Полицейский участок находился в Февертоне, ниже Рендолфского моста. Однако как бы они не приняли его за сумасшедшего, пришедшего с таким сообщением в это время. Неожиданно впереди из-за поворота показалась башня страховой компании «Сит-Вест». Хотя до нее оставалось не меньше мили, ночь была ясная и часы наверху башни хорошо просматривались. Двенадцать сорок две и плюс двенадцать. Да, пожалуй, в полицию лучше пойти завтра…
Та пятница была первым днем, когда Джон не пошел на работу без какой-либо уважительной причины, такой, как, скажем, болезнь или похороны. Он брал утро для похорон матери, и полдня — на похороны отца. Но сейчас, укладываясь спать, он решил, что завтра не пойдет на работу.
И в субботу утром, когда он предполагал работать, снова остался дома…
Однако, пролежав в темноте без сна больше часа, он понял, что лег в постель только потому, что была ночь, а ночью положено спать. Это было правило, условность, и он жил по ним. Меж тем мир изменился.
Он встал и снова оделся. Выйдя на свежий воздух, он немного посидел на ступеньках лестницы, а затем прошел в сад. Зарывшись лицом в розовый куст, он с наслаждением вдохнул его холодный свежий аромат. Он прошел к маленькой каменной скамейке, сел на нее, закрыл глаза, удивляясь пустоте в голове и неспособности о чем-нибудь думать. Но он не заснул и здесь, а в четыре утра запели ранние птицы.

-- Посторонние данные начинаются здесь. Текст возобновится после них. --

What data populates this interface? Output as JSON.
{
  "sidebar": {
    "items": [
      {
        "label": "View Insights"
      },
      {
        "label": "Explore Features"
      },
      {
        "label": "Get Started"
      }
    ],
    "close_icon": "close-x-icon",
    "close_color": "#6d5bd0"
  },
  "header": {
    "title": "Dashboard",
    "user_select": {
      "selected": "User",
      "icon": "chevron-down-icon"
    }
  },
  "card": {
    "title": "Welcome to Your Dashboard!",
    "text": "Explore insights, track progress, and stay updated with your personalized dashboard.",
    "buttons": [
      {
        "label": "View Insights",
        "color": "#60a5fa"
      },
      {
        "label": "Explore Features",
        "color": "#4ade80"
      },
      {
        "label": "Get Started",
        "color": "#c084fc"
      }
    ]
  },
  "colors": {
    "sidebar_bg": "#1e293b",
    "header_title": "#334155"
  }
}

— Если никогда больше не отдыхать, что тогда произойдет со мной? — спросил он себя. Наступил рассвет, а он продолжал бродить из сада в дом и обратно в ожидании времени, когда можно будет позвонить Гэвину…

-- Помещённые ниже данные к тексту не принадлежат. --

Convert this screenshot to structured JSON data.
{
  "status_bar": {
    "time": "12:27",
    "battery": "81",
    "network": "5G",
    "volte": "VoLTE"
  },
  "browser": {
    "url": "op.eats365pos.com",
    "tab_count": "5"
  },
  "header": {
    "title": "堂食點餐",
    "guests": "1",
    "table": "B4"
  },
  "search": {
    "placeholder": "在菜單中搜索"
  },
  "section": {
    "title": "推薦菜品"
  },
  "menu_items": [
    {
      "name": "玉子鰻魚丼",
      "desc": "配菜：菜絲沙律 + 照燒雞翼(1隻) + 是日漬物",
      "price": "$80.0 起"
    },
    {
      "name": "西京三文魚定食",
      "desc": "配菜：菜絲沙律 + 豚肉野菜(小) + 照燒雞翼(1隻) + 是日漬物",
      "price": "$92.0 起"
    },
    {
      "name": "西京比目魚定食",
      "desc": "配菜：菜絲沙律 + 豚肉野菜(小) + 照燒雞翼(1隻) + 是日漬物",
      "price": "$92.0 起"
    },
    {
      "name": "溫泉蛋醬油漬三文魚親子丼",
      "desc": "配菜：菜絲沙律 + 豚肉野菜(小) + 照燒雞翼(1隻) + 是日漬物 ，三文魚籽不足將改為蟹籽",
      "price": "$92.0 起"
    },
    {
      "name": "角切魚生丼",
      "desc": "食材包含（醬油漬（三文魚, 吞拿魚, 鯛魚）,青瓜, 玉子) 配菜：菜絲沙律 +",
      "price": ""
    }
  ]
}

Это произошло три недели назад. В полицию он так и не пошел, а в понедельник вышел на работу.
Джон всегда считал, что перерождение означает изменение к лучшему, но почему оно также не может означать новое рождение в жестоком мире с пониманием, насколько жизнь тяжела и ужасна? У него появились любопытные мысли о том, что страдание может сделать с человеком. Вероятно, оно могло так воздействовать, что человек потерял бы память. А возможно, оно может изменить тебя, сделать менее щепетильным, менее застенчивым человеком. И получалось, что прежний Джон не мог бы грубо наорать на Гэвина: «Перестань болтать с этой чертовой птицей! У тебя очередь покупателей на пруду с золотыми рыбками». Прежний Джон не позволил бы, чтобы письмо Дженифер неделю провалялось без ответа, и когда в конце концов он решил согласиться на встречу, не сообщил бы об этом так холодно, так лаконично, с требованием провести ее в собственном доме. И, конечно же, прежний Джон, когда Марк позвонил ему с предложением закончить разговор, не ответил бы: «Мне не о чем с тобой разговаривать». И не бросил бы трубку.
7
Время от времени Ангусу Камерону снился один и тот же сон. Как будто он идет через анфиладу огромных, запущенных, с высокими потолками комнат. Бумажные обои с выгоревшими розами свисали полосами вниз от обвалившихся карнизов. Разбитые люстры ненадежно крепились к потолку одним кольцом. Через трещины и проломы в полу открывалась закопченная бездна, где царствовали тараканы. Иногда на своем страшном маршруте через дыру в полу приснившегося дома Ангус видел скелет, который тянул к нему руку. И тогда он кричал…
Когда Ангус был маленьким, приходила Люси. Она успокаивала его, утешала. Теперь было по-другому, он просто тихо стонал в пустой комнате.
Вероятно, именно поэтому он только однажды зашел в дом номер пятьдесят три на Руксетер-роуд, но так и не рискнул подняться выше нижнего этажа. От одной только мысли взобраться по этой лестнице, как Манго, побродить по заброшенным комнатам, как делал это во сне, по телу пробегали мурашки…
Ребята никогда не открывали окна и едва ли знали, возможно ли. Но они понимали, что нельзя даже пытаться, так как их присутствие могли обнаружить.